Bewustwording creëren is één van de doelen van het in 2018 gestarte Europese project, weet Van Timmeren. “CINDERELA, voluit New Circular Economy Business Model for More Sustainable Urban Construction, wil door middel van demonstraties en testopstellingen laten zien wat er allemaal kan. En dat het werkt. Ons mobiele lab is een van zes demo’s.” Andere voorbeelden bevinden zich in Spanje, Slovenië en Kroatië, waar uit afvalstromen gewonnen stoffen worden ingezet als bouw- en constructiematerialen, bijvoorbeeld om wegen te verharden of straatmeubilair te fabriceren. Ook het slib dat overblijft na het afvalwaterzuiveringsproces wordt in het project beproefd als grondstof voor de bouw. Des te beter is het volgens van Timmeren als alle belangrijke stoffen zoals fosfor – volgens de EU een kritische grondstof – er zijn uitgehaald voordat ze in het bouwmateriaal worden vastgelegd. Daarbij komt: “De bouwsector is een grootverbruiker van grondstoffen en produceert naar verhouding veel afval. Zonder circulaire bouweconomie kan er geen sprake zijn van een circulaire economie. We hebben nu goede praktijken nodig die kunnen worden opgeschaald.”

Amsterdam en Delft

De zeecontainer heeft ruim anderhalf jaar (2019-2020) op het Marineterrein bij AMS Institute in Amsterdam gestaan. Amsterdam Institute for Advanced Metropolitan Solutions (AMS Institute) is het gezamenlijke kennisinstituut van TU Delft, Wageningen University & Research en MIT in Amsterdam waar in nauwe samenwerking met de gemeente Amsterdam stedelijke uitdagingen aangepakt worden met experiment gedreven wetenschappelijk onderzoek, onderwijs en ondernemerschap. Bezoekers van het Marineterrein konden met hun plasje meedoen aan het experiment, zo was het idee. Helaas is dit door Covid en de lockdowns maar ten dele gelukt. “We hebben de opstelling wel naar tevredenheid kunnen testen en in de periodes tussen de lockdowns ook met bezoekers”, zegt Conthe.

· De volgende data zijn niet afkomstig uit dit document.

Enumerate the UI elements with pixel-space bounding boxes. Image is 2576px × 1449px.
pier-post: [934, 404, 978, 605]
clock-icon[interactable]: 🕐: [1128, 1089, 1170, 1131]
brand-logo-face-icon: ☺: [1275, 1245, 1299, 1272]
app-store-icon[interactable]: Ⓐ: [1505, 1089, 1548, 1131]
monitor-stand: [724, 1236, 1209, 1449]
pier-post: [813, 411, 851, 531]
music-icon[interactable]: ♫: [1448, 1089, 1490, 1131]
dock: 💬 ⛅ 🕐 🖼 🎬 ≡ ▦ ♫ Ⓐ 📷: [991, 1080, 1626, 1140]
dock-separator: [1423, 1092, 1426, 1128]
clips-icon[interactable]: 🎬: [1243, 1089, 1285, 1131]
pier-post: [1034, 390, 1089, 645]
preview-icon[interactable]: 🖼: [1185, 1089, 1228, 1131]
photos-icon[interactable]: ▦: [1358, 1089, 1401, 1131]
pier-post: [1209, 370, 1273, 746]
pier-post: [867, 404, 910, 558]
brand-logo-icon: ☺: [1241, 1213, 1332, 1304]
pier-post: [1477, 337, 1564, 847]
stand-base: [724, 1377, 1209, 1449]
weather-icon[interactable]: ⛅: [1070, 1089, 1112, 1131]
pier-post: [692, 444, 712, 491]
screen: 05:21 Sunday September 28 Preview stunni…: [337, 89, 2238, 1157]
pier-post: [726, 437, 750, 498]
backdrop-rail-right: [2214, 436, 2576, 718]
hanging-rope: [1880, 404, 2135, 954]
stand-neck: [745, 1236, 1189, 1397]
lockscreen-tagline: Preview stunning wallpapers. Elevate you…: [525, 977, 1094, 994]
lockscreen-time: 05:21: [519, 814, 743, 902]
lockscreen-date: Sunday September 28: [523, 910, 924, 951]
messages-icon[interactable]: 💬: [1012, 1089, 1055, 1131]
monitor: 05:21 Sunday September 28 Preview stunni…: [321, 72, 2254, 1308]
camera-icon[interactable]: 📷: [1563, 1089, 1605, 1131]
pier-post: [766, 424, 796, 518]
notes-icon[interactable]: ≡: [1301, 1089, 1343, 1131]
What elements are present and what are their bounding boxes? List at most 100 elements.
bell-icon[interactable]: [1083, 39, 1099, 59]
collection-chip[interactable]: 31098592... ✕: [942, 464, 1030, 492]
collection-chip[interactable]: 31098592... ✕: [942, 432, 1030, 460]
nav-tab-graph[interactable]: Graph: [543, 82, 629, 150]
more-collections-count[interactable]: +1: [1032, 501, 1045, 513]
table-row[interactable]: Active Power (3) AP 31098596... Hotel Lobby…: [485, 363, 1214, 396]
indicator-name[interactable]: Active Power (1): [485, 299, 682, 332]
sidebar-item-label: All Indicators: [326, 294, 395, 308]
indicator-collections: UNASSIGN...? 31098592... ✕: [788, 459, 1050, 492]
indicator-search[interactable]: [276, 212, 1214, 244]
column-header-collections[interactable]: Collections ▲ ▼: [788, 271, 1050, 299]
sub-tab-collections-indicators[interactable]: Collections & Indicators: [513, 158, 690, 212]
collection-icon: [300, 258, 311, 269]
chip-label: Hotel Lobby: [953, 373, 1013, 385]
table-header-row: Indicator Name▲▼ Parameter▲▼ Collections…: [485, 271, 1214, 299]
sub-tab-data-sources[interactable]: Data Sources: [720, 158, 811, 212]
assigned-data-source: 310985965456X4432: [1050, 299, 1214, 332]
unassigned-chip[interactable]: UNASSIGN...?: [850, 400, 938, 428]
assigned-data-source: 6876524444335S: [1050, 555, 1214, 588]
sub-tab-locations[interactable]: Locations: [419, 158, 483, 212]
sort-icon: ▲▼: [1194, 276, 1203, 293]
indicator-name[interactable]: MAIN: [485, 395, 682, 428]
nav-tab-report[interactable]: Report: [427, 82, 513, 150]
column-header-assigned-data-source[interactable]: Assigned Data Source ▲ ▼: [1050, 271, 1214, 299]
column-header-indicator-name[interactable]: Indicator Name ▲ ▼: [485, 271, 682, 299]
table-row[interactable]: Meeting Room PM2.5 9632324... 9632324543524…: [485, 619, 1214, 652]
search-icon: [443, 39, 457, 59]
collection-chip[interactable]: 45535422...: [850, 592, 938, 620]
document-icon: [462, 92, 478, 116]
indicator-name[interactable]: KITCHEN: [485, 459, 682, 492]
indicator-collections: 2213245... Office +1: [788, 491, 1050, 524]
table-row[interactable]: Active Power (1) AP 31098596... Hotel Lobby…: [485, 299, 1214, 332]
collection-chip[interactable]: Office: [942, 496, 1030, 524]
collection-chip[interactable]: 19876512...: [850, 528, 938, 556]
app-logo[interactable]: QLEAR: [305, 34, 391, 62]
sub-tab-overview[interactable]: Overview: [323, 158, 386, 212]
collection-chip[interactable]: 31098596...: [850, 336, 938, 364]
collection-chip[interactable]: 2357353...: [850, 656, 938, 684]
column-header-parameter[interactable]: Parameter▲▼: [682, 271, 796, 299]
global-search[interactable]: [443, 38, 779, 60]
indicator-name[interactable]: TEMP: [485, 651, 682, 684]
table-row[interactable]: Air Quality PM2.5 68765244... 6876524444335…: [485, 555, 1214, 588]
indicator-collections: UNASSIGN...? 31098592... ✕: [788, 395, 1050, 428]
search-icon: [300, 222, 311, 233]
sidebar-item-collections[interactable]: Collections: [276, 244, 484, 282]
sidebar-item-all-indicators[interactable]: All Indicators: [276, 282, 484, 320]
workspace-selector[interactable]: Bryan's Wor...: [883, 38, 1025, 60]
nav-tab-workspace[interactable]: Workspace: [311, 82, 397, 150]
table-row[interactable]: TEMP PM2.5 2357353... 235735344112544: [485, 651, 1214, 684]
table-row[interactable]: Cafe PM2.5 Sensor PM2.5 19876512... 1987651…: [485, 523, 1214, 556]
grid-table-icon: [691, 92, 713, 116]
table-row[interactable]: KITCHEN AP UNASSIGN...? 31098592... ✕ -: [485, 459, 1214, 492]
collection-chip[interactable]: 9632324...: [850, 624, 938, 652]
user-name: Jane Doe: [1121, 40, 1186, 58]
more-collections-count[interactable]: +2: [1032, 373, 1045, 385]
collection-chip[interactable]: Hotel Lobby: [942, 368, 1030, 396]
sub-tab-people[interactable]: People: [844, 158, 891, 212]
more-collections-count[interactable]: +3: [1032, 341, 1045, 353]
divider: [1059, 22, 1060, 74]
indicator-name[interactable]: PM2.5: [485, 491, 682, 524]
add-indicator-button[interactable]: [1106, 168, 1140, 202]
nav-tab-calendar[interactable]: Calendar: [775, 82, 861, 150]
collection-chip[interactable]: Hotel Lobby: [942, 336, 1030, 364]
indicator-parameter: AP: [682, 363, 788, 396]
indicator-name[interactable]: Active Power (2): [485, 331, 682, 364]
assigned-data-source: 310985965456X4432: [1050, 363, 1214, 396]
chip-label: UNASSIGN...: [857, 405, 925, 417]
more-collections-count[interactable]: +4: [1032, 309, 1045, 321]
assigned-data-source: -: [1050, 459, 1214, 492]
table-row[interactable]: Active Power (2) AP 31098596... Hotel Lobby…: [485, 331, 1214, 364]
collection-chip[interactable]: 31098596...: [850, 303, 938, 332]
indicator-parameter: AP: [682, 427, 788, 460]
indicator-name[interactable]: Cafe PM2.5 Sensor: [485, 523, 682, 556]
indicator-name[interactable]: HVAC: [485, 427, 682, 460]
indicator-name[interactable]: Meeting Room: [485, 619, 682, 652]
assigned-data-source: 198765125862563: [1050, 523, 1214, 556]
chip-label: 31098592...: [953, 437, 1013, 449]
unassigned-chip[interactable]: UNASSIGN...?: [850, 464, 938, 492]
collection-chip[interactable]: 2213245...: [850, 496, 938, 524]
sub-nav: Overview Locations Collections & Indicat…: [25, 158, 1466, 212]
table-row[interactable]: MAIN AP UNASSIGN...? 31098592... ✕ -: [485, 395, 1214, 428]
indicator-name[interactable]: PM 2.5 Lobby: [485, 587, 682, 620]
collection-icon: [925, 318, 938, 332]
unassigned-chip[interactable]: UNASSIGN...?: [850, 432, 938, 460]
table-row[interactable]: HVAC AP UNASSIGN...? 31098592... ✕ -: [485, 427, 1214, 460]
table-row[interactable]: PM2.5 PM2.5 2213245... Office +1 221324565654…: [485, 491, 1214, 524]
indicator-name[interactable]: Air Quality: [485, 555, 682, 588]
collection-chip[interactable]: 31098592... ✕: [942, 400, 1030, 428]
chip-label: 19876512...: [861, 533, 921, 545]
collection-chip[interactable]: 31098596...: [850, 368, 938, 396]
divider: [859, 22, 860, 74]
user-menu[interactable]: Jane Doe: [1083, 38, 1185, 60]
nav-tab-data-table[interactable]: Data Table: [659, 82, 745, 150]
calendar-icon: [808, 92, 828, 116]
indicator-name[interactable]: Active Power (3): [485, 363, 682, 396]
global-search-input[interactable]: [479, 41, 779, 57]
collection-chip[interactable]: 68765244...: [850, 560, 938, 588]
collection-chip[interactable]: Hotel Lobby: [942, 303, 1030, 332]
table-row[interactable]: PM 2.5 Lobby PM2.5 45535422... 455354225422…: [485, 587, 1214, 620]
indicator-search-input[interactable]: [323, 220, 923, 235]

‘P-lab’ op het Marineterrein in Amsterdam (2019-2020)

De zeecontainer staat nu in Delft. Bezoekers van het Science Centre kunnen er binnenkort een wetenschappelijk verantwoord plasje plegen. Ook wordt bekeken of de zeecontainer deze zomer langs verschillende festivals kan gaan reizen. Conthe:“We zijn benieuwd in hoeverre festivalbezoekers er vrijwillig gebruik van maken en hoeveel nutriënten dat oplevert.” Een opstelling van dit formaat kan overigens zo worden geplaatst in kelders van gebouwen. “De opbrengst kan ter plekke worden toegepast, bijvoorbeeld in een naastgelegen moestuin.”

Demo ‘P-lab’ op de TU Delft campus (zomer 2021) | Foto: Arjan van Timmeren
Dit verhaal is gepubliceerd in januari 2020 en geüpdatet in februari 2023.